Sore itu juga aku ngajar didaerah Jakarta pusat. Agak jauh kedalam dan satu – satunya kendaraan yang paling cepat aku dapatkan dan murah adalah P20 jurusan senen-lebak bulus. Sudah sedikit gelap jadi aku harus buru – buru naik. Tak jauh dari sana ada seorang nenek naik lengkap dengan sebuah tas besar, sebuah bungkusan plastik bening dan sebuah bungkusan plastik putih jadi totalnya 3 barang besar belum tas kecil yang selalu dipundaknya. Wah hebat banget nih nenek, tapi kenapa tidak naik taksi atau angkutan yang lebih manusiawi lagi untuk seorang nenek tua seperti nenek ini.
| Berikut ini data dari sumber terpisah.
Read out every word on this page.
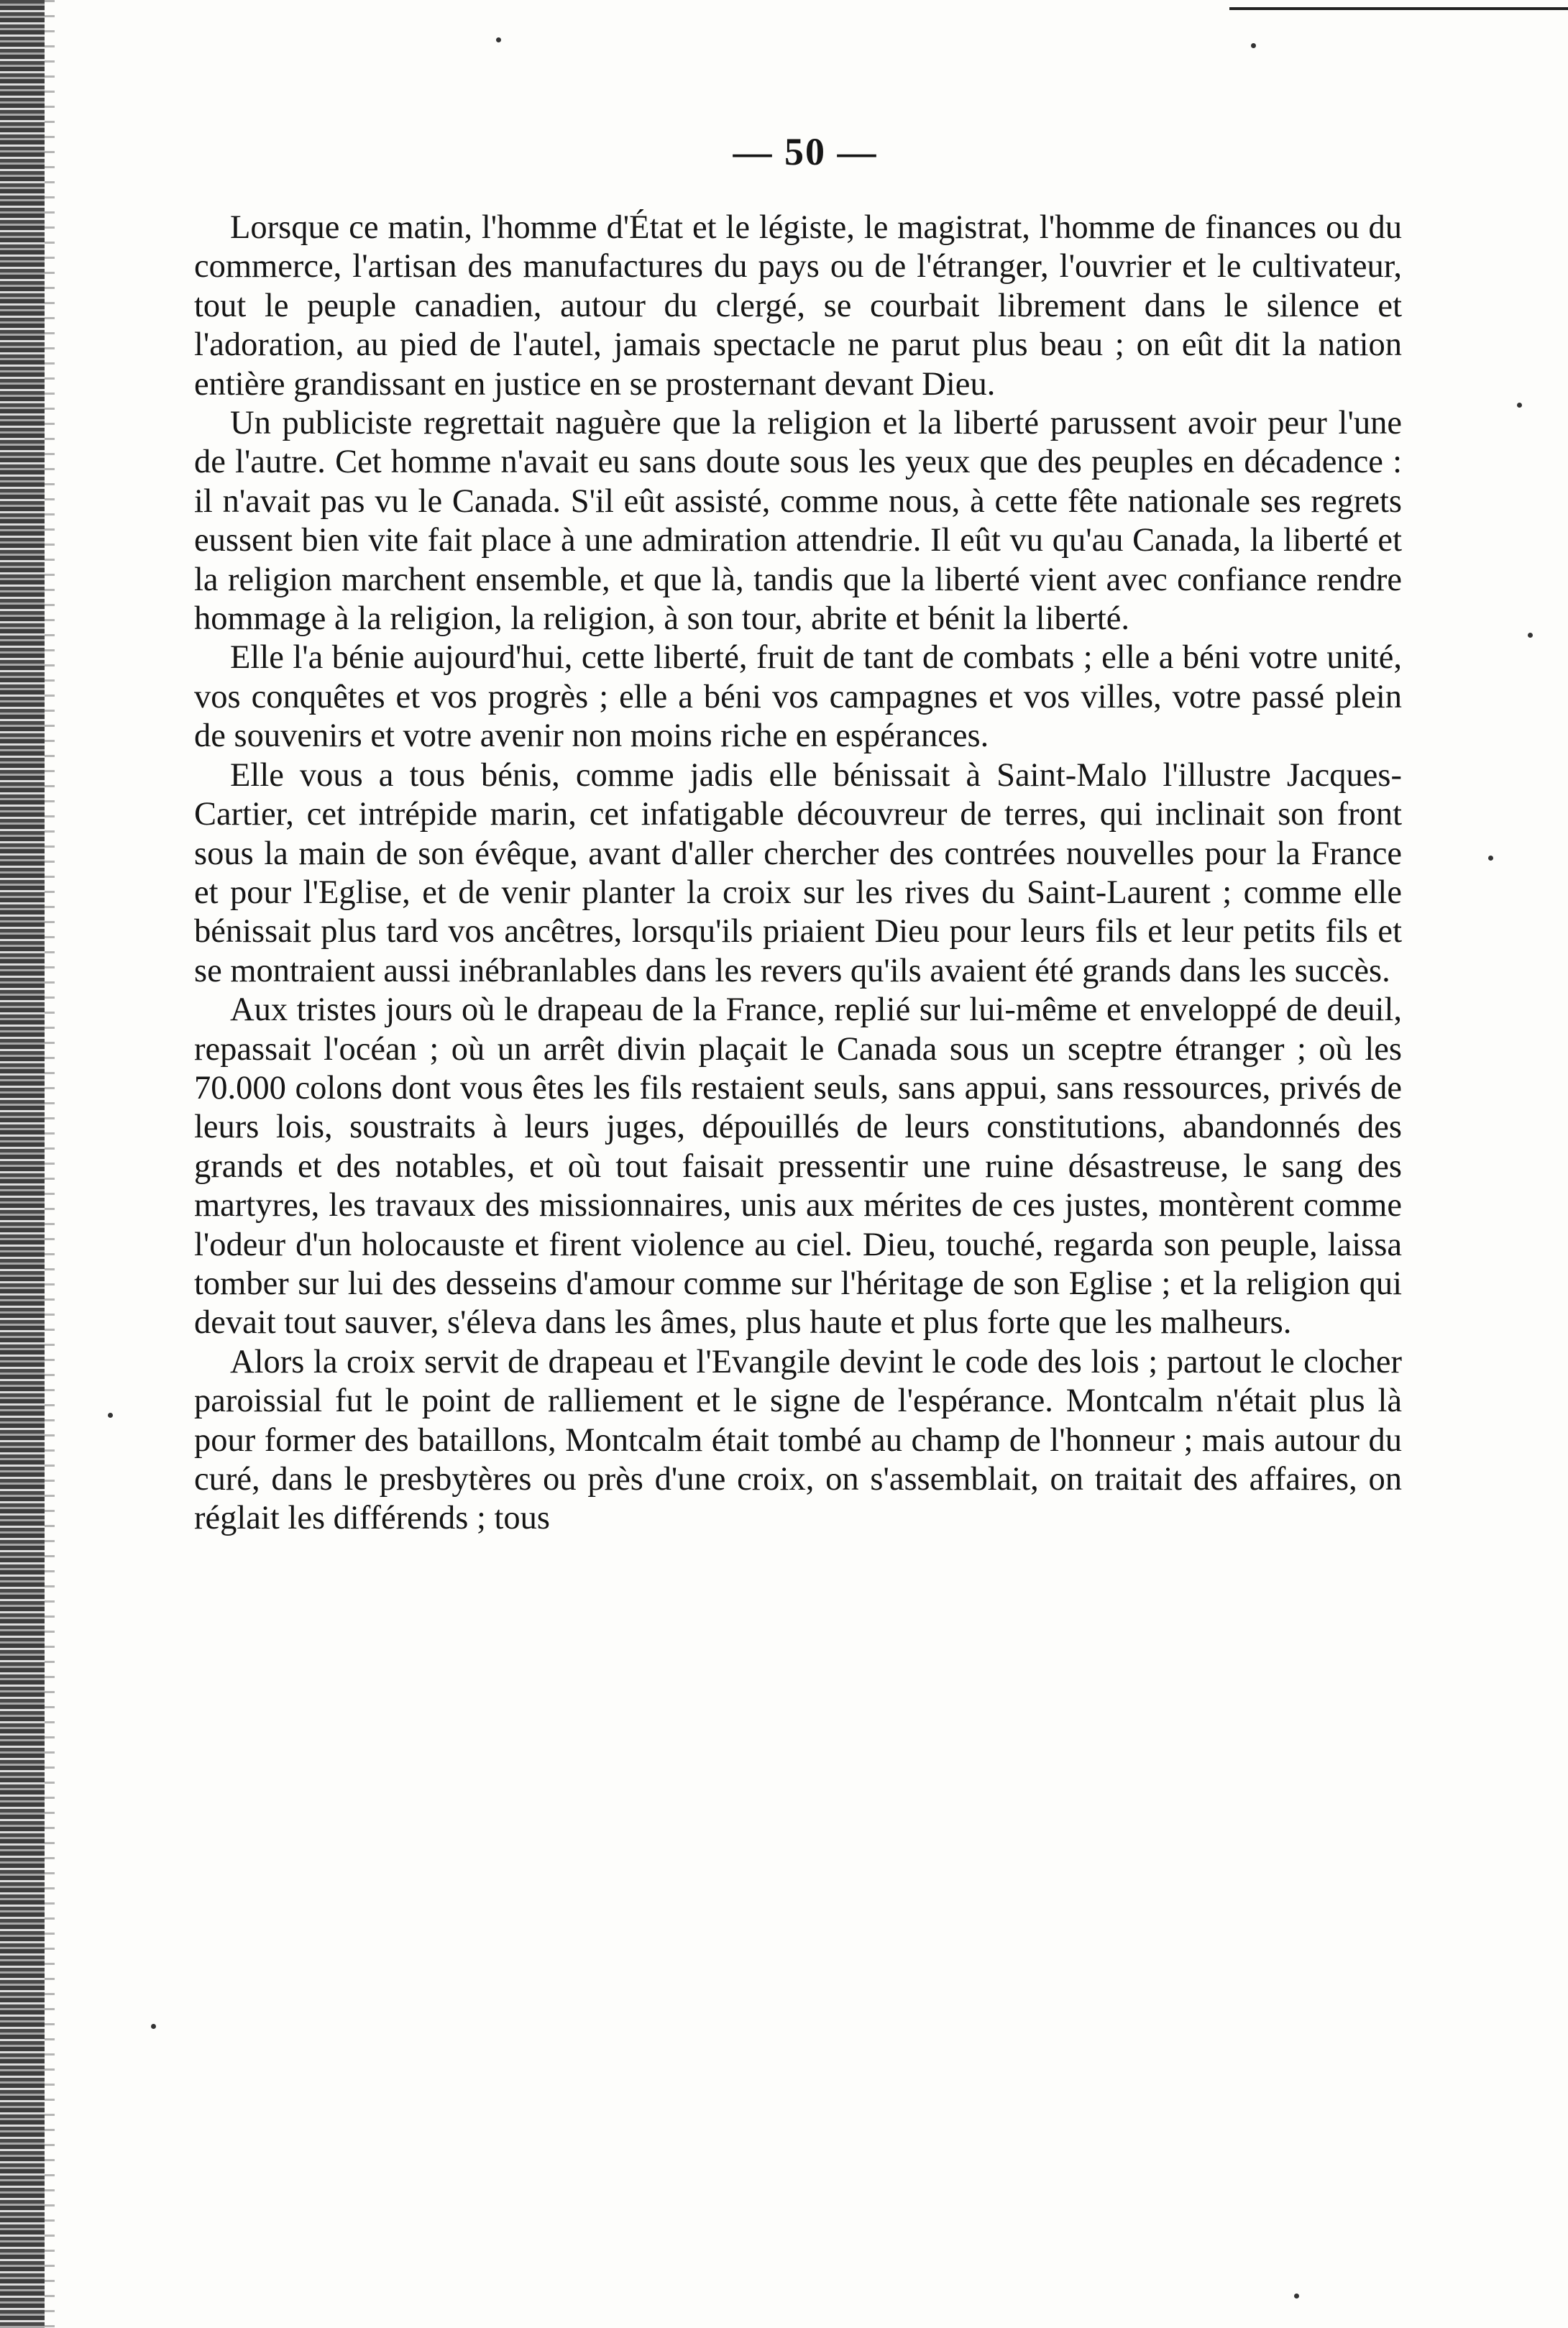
— 50 —

Lorsque ce matin, l'homme d'État et le légiste, le magistrat, l'homme de finances ou du commerce, l'artisan des manufactures du pays ou de l'étranger, l'ouvrier et le cultivateur, tout le peuple canadien, autour du clergé, se courbait librement dans le silence et l'adoration, au pied de l'autel, jamais spectacle ne parut plus beau ; on eût dit la nation entière grandissant en justice en se prosternant devant Dieu.

Un publiciste regrettait naguère que la religion et la liberté parussent avoir peur l'une de l'autre. Cet homme n'avait eu sans doute sous les yeux que des peuples en décadence : il n'avait pas vu le Canada. S'il eût assisté, comme nous, à cette fête nationale ses regrets eussent bien vite fait place à une admiration attendrie. Il eût vu qu'au Canada, la liberté et la religion marchent ensemble, et que là, tandis que la liberté vient avec confiance rendre hommage à la religion, la religion, à son tour, abrite et bénit la liberté.

Elle l'a bénie aujourd'hui, cette liberté, fruit de tant de combats ; elle a béni votre unité, vos conquêtes et vos progrès ; elle a béni vos campagnes et vos villes, votre passé plein de souvenirs et votre avenir non moins riche en espérances.

Elle vous a tous bénis, comme jadis elle bénissait à Saint-Malo l'illustre Jacques-Cartier, cet intrépide marin, cet infatigable découvreur de terres, qui inclinait son front sous la main de son évêque, avant d'aller chercher des contrées nouvelles pour la France et pour l'Eglise, et de venir planter la croix sur les rives du Saint-Laurent ; comme elle bénissait plus tard vos ancêtres, lorsqu'ils priaient Dieu pour leurs fils et leur petits fils et se montraient aussi inébranlables dans les revers qu'ils avaient été grands dans les succès.

Aux tristes jours où le drapeau de la France, replié sur lui-même et enveloppé de deuil, repassait l'océan ; où un arrêt divin plaçait le Canada sous un sceptre étranger ; où les 70.000 colons dont vous êtes les fils restaient seuls, sans appui, sans ressources, privés de leurs lois, soustraits à leurs juges, dépouillés de leurs constitutions, abandonnés des grands et des notables, et où tout faisait pressentir une ruine désastreuse, le sang des martyres, les travaux des missionnaires, unis aux mérites de ces justes, montèrent comme l'odeur d'un holocauste et firent violence au ciel. Dieu, touché, regarda son peuple, laissa tomber sur lui des desseins d'amour comme sur l'héritage de son Eglise ; et la religion qui devait tout sauver, s'éleva dans les âmes, plus haute et plus forte que les malheurs.

Alors la croix servit de drapeau et l'Evangile devint le code des lois ; partout le clocher paroissial fut le point de ralliement et le signe de l'espérance. Montcalm n'était plus là pour former des bataillons, Montcalm était tombé au champ de l'honneur ; mais autour du curé, dans le presbytères ou près d'une croix, on s'assemblait, on traitait des affaires, on réglait les différends ; tous
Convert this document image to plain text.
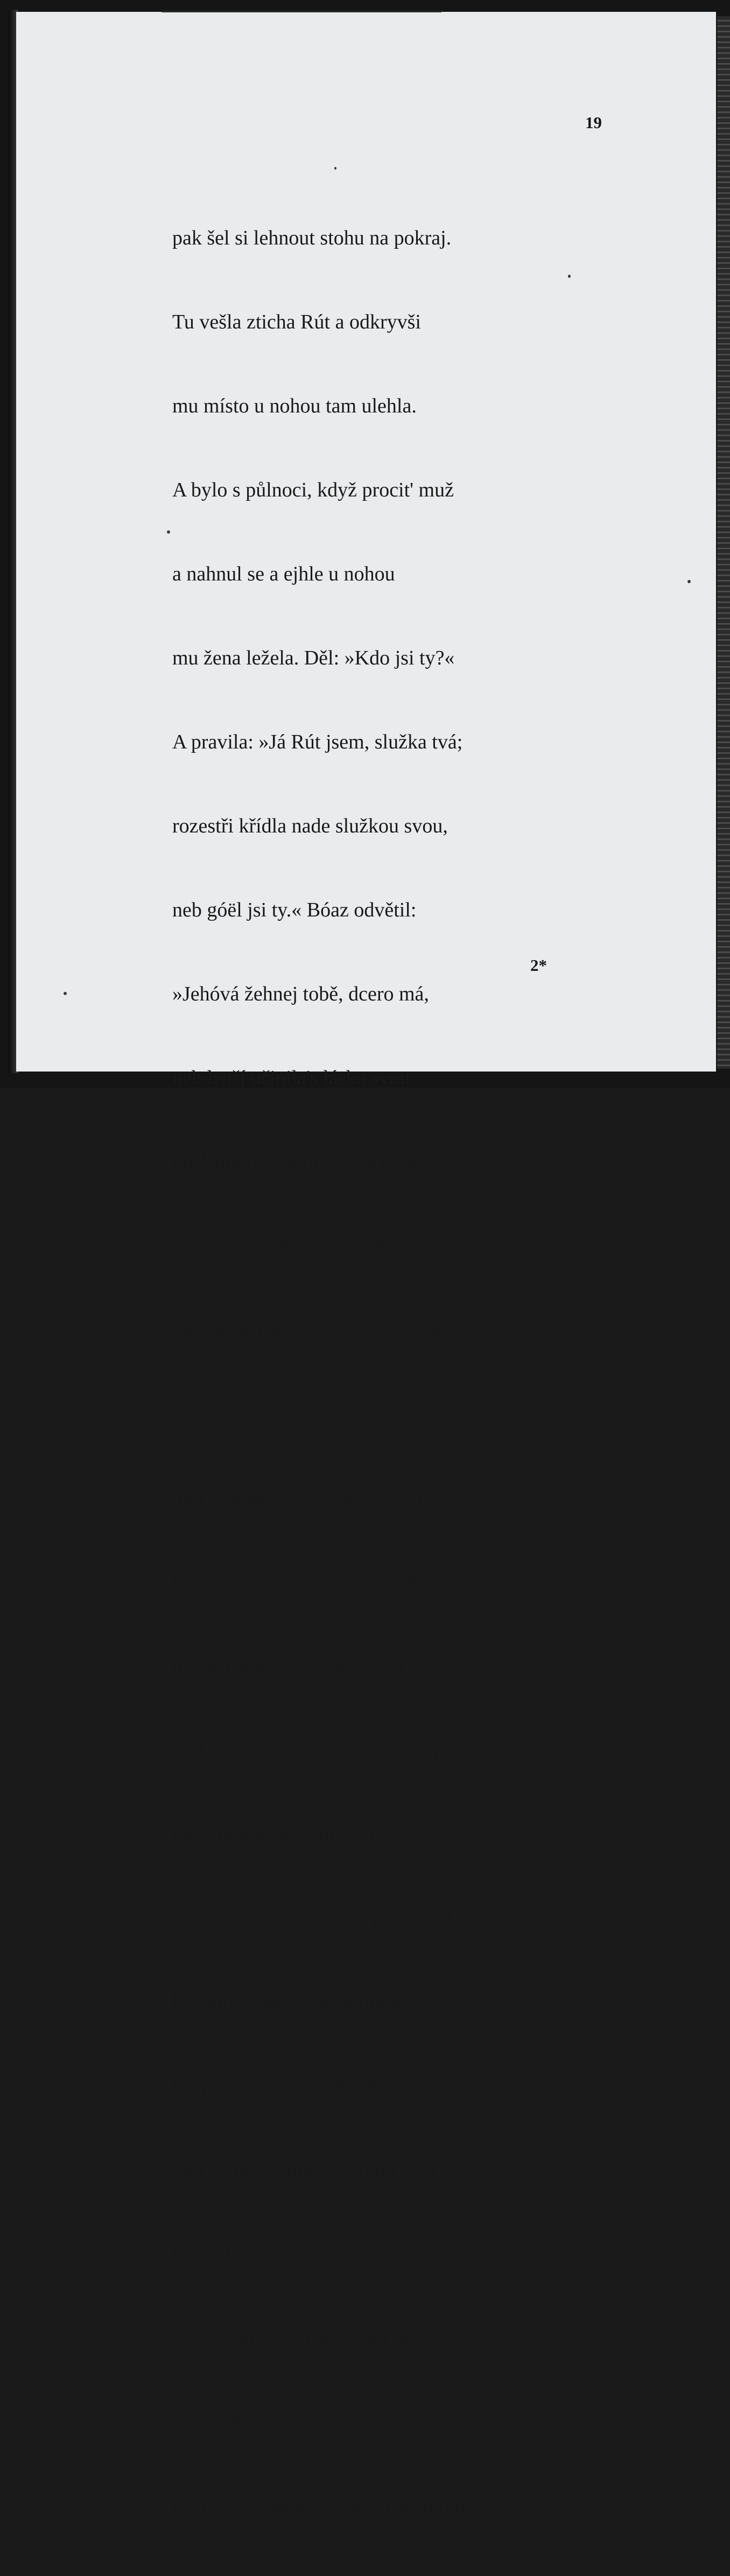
19

pak šel si lehnout stohu na pokraj.

Tu vešla zticha Rút a odkryvši

mu místo u nohou tam ulehla.

A bylo s půlnoci, když procit' muž

a nahnul se a ejhle u nohou

mu žena ležela. Děl: »Kdo jsi ty?«

A pravila: »Já Rút jsem, služka tvá;

rozestři křídla nade služkou svou,

neb góël jsi ty.« Bóaz odvětil:

»Jehóvá žehnej tobě, dcero má,

neb lepší učinila's lásku svou

poslední nad první, že za mládci

jsi nešla chudými ni s bohatstvím.

Teď, dcero má, nic neboj se. Vše, co

díš, učiním ti; víť lid veškerý

můj v bráně, že jsi žena statečná.

Leč třeba pravda, že jsem góël já,

tož jest zde přece góël bližší mne.

Teď přes noc odpočiň si, z rána pak,

když pojme on tě právem góële,

je dobře, nechať pojme; pakli však

by neměl chuti tebe pojmouti,

tož pojmu já tě, živtě Jehóvá!

Teď však si lehni (a spi) do rána.«

I uložila se mu u nohou

a spala do rána; pak vstala prv,

než mohl člověk druha rozeznat.

Neb pravil (Bóaz): »Nemá známo být,

2*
Oleh kondektur nenek itu duduk disebelahku tepat dibelakang supir, tapi beda kursi denganku, dibelakang supir sudah ada ibu muda berjilbab yang tampaknya tidak nyaman dengan kehadiran nenek. Bagaimana bisa nyaman coba, barang yang banyak itu ditaruh nenek tepat didepannya dan nenek juga tertidur sambil menempelkan kepalanya dibahu si ibu. Suasana bis kota yang memang selalu pengap itu ditambah dengan macet dan kehadiran nenek yang mendesaknya terus pasti lama – lama tidak kuat. Beberapa kali aku lihat nenek dengan ibu muda itu berbeda pendapat dan ibu muda berusaha untuk keluar dari desakan si nenek. Hingga akhirnya dengan berbagai cara dan dibawah tekanan tak mampu bernafas, akhirnya si Ibu muda ingin keluar dari tempat duduknya. Nenek yang tak mau tas atau barang – barang terlangkahi apalagi terinjak kaki berusaha menahan ibu muda seeprti membuat jalan, agar tak melawati. Sayangnya si Ibu muda tidak tahu atau karena memang sebel, beliau berjalan dan melangkahi tas nenek, nenek yang kesal karena merasa tersolimi langsung mengumpat dan memaki – maki Ibu Muda dari tempat duduknya. Orang yang paling dekat kena marah dan kaget adalah aku dan Pak Supir. Aku tak menyangka nenek akan semarah dan seganas itu. Wah, sepanjang perjalanan hingga aku turun dari bis kota itu nenek masih kesal dan berbicara sendiri mengarah ke Ibu muda yang kini masih duduk di depanku.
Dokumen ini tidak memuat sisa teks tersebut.